Video Transcript

The purpose of the Profiler tab is to help you understand how much of the available processor time will be used when your program is running on an Arduino. It takes time to execute the code that is encapsulated by a node. Embrio can record exactly how long the nodes in your project take to execute and can use this information to estimate the total time used by the processor. By default all Agents in a project execute 32 times per second.

There are 1000 milliseconds in a second, which means that by default one full loop of an Embrio program has 31.25 milliseconds to execute all of the nodes in the project, and this full program loop executes 32 times per second. If the nodes in your project take longer than this then your nodes will in reality be executing at a rate slower than their target refresh rate.
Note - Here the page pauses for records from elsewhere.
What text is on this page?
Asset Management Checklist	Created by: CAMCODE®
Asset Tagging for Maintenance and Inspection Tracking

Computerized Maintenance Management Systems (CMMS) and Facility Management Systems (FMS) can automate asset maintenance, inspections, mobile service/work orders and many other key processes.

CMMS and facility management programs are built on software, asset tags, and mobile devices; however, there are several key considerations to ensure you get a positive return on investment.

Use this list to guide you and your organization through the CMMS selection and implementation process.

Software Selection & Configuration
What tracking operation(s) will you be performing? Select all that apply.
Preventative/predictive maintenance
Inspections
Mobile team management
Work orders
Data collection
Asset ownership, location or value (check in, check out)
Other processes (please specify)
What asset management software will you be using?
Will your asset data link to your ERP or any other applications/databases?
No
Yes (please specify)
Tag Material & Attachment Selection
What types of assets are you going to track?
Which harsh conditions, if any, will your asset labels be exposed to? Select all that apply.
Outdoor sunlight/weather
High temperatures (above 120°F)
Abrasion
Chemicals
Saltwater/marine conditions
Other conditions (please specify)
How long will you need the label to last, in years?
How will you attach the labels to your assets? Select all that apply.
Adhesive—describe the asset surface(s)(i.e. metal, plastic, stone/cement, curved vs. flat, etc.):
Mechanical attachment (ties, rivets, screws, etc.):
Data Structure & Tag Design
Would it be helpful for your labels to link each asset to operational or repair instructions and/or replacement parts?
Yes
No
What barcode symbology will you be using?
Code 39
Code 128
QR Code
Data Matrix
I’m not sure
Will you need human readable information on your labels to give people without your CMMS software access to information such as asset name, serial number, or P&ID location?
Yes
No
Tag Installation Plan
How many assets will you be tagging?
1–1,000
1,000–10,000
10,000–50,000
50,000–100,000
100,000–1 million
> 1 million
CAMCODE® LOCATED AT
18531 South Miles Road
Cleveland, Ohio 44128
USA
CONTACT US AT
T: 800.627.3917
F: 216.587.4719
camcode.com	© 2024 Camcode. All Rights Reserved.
Note that this isn’t necessarily a bad thing and will go unnoticed for a lot of programs, but for cases when a consistent refresh rate is important the Profiler is a necessary tool.

The Compile Timeline tab on the Profiler has a visual representation of the execution plan for your program. This is the timeline for a simple program that uses a potentiometer to control which of 4 states of an LED is active: Off, Blink, Fade, and Step. The Total Milliseconds value here is 31.25 seconds because all Agents in the program are updated 32 times per second. Of that 31.25 milliseconds, only 1.46 milliseconds are used by this program. The graphic on the left shows you that out of the 1000 milliseconds in a second, this program will only be using the processor for 46.62 milliseconds, or about 5% of the time. The rest of the time the processor will be in a “delay” state waiting to execute the next node.

Each colored line on the timeline represents the time reserved for one node instance. Not all code in a node fires on every update, some code only runs when an input changes, and some only runs when a trigger fires. Embrio still has to reserve the maximum time this code will take to execute to keep a consistent refresh rate. You can click on these lines to see which node on which agent the reservation is for, and exactly how many milliseconds this node takes to execute on each update, how many updates the node has per second, and the total milliseconds per second for this node. It also shows the total number of updates per second for all nodes of this type, and the total milliseconds per second for all nodes of this type. For example his program has 3 Above or Below nodes, each one updates 32 times per second, for a total of 96 updates per second.

If Embrio doesn’t have timing data for a node, the node shows up on the timeline as an empty place holder. To get timing data for all untimed nodes in the project, either press the clock icon in the Arduino connection control in the top right of the screen, or press the Run timing on Arduino button on the Profiler. Embrio will generate a program that executes the code in each node several times and averages the execution time, and sends that data back to the computer.

By default, the “all nodes must have timing data to upload” option is not checked. This means that you can compile and upload your finished program even without timing data. With this option checked, before you can upload a final program, Embrio needs to get timing data for all nodes. Note that if this option is not checked, the time between executions of your nodes can vary depending on how long it takes for the rest of the nodes to execute. When there is no timing data, on every loop of the program, each block of code will execute and then move on to the next block of code without waiting. When there is timing data, a block of code is executed, and then the program pauses with a “delay” call for any unused reserved time. With this delay, the amount of time between executions of an instance of a node is very stable, so if a node is set to update 32 times per second, the code in that node will execute very close to every 31.25 milliseconds. So if accurate timing is important to your program, make sure you have this option turned on.

The other two tabs on the Profiler control show the timing data in other useful ways. The Agents tab lists all of the Agents in your project, along with how many nodes are on that agent, the milliseconds per update needed to execute all of those nodes, the number of updates per second, the total used milliseconds per second used by all the nodes, and how many nodes on the Agent have no timing data. You can sort by any column to help track down which Agents are using the most resources. This can help you decide what refresh rate your agents should run at. If an Agent is taking a long time to execute, you might want to set it to run at a slower refresh rate, depending on the function of the Agent.

The Nodes tab shows all node definitions used in the project, as well as how many instances of that node there are, the number of milliseconds per update of that node, the total number of updates per seconds for all instances of that node, and the total milliseconds per second used by that node type. Again this data can be sorted to help find the most expensive nodes. When you select a row, there is also a sub table that shows all instances of that node type. Double clicking on a row will open the Agent and select the instance of the node.

By default, all Agents execute 32 times per second, but they could execute at different rates. For example, we might want the LED Agent to execute 64 times per second for a smoother result. When the refresh rate is changed, the Compile Timeline changes. Now the full 31.25 millisecond program loop is broken into two sections of 15.62 milliseconds each. The nodes that refresh 32 times per second are spread out into one of the two groups, while the nodes that execute 64 times per second are put in both sections. You can play around with changing different Agent’s refresh rates to see what effect this has on the program execution timeline.